Вот так стоять и смотреть, пока кто-то дерется, — это подло. Трудно описать, как он дрался. Он бил самого крупного парня, как будто тот был всего лишь тушкой. Я посмотрела вниз. Мои ботинки были в крови.

Наконец, я очнулась и произнесла всего одно слово:

— Перестань.

Потом еще одно:

— Хватит.

Я думала, это не сработает, но у меня получилось. Парень отпустил главаря и отступил. Все трое тут же унеслись прочь как ошпаренные.

Я смотрела на парня, который меня спас. Я сказала „спас“, но так ли это? Я отступила назад, глядя на него так, словно он в любую секунду может взорваться. Парень весь вспотел. Его лицо было красным. Но тут же, словно по волшебству, оно стало спокойным. Синева его глаз приобрела холодный оттенок. Краснота прошла.

Я стояла, открывая и закрывая рот, как рыба, выброшенная из воды. Потому что теперь разглядела, что это был не просто обычный парень. Невероятно красивый. Похожий на звезду из фильма, лицо с обложки журнала. Он вовсе не походил на того безумца, что прогнал прочь этих негодяев.

Парень тоже смотрел на меня. Он смотрел в мои глаза и, может, на мои губы. Мы одновременно смутились и уставились в землю. Потом я наконец пришла в себя и оказала ему первую помощь.

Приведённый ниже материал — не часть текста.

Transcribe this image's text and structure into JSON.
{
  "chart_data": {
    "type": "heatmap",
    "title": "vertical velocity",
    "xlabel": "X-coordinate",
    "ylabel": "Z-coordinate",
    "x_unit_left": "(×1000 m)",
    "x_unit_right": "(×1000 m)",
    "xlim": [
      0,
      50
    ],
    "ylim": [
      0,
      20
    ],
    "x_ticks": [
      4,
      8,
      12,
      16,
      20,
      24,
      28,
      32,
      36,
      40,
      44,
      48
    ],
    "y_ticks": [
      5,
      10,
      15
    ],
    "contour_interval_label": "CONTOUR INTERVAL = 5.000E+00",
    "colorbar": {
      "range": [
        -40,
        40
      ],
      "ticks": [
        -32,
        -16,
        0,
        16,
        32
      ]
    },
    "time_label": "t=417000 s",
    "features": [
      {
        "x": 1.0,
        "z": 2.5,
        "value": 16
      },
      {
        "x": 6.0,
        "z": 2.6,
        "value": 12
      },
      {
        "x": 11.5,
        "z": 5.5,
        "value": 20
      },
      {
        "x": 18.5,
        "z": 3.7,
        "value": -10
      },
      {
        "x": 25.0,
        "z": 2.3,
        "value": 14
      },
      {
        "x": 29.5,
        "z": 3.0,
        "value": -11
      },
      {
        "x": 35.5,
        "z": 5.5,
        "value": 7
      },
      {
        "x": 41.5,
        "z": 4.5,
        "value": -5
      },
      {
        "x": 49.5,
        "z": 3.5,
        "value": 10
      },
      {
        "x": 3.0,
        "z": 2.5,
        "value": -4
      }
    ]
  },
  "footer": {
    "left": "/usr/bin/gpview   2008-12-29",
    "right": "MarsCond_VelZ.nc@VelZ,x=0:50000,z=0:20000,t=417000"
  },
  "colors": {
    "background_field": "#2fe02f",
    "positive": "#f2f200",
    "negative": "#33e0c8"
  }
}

Парня зовут Рурк Макнайт. Наверное, он думает, что я больше никогда не приеду в „Киогу“. Он ошибается. Я буду приезжать при каждой возможности. Дело вот в чем. Мама, я хотела бы, чтобы ты была со мной, потому что не могу поговорить об этом с бабушкой. У меня возникло странное чувство к этому парню, как будто в животе порхали бабочки… но это было приятное ощущение. Возможно, чтобы понять, почему это чувство возникло, стоило поговорить с Рурком подольше, но потом пришел еще один парень. Сначала я подумала, что он еще один хулиган, но он оказался Джоуи Сантини, лучшим другом Рурка.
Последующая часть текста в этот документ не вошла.